Athlete close up: Sophomore infielder Tyler Rebowe

Tyler Rebowe, Nicholls State University sophomore infielder, always had two loves in his life: family and baseball.

For those students who are away from their families while attending college, corresponding with home is limited to phone calls, e-mails or a Facetime chat. However, Rebowe can easily touch base with his roots with a seven minute walk to Baker Hall, the athletics’ building. Last fall, Nicholls announced the hiring of Tim Rebowe as head football coach.

“I love having him around here,” Rebowe said, “I’m a huge family guy. Almost everyday I go and eat lunch in his office.”

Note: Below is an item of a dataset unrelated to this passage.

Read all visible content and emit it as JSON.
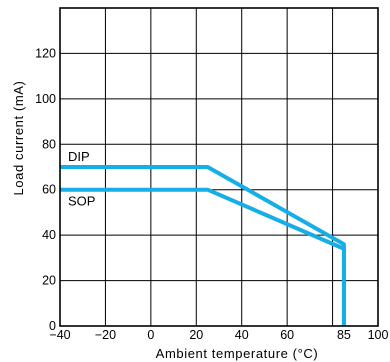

Before the hiring of his father in November, Rebowe and his family lived briefly in Lafayette where Coach Rebowe was an assistant at The University of Louisiana-Lafayette. Tyler excelled at Lafayette High, earning All-District Honorable Mention his junior and senior years. Yet he was missing another important aspect of his life. He was away from his home team, his family.

“All my family is from New Orleans, and I was getting away from them living in Lafayette,” Rebowe said. “It brings us closer to them.”

That togetherness, which is just as important in team sports as it is in family, is one quality that Head Baseball Coach Seth Thibodaux expressed about Rebowe as a teammate.

“There are so many guys, especially on a championship college baseball team, and you have to have those connectors between two different personalities that keep things going in the right direction. Tyler has done a wonderful job at being the glue for us,” Thibodaux said.

The advantages for Rebowe growing up around collegiate athletes were plentiful. His father and cousin both played college baseball, and his uncle, Rusty Rebowe, played football here at Nicholls from 1974-77. Growing up around them showed Rebowe things outside the game that are required of great athletes.

“Being around it everyday, I saw what it took to succeed at the college level. I saw the dedication and sacrifice you have to put in just to be good,” Rebowe said. “With him being a coach, he would always tell me, ‘Hey if you’re going to do it, do it 100 percent, or why do it?’ and that side helped me out a lot.”
The aid hasn’t stopped since. Rebowe was red-shirted his freshman year, meaning he could not dress out for games or even sit in the dugout with his teammates. Coach Rebowe was there for his son, with fatherly advice.

“He told me, ‘Take a step back and use this as a learning experience,’ and I learned more than I could imagine by doing that,” Rebowe said.

There have been numerous accounts of father-son combinations succeeding in sports. The Mannings, Ken Griffey Sr. and Jr. and Cal Ripken Sr. and Jr. are just a few of the elite athletic bloodlines found in the American sports lexicon. Here on the bayou, Nicholls State University now has the Rebowes.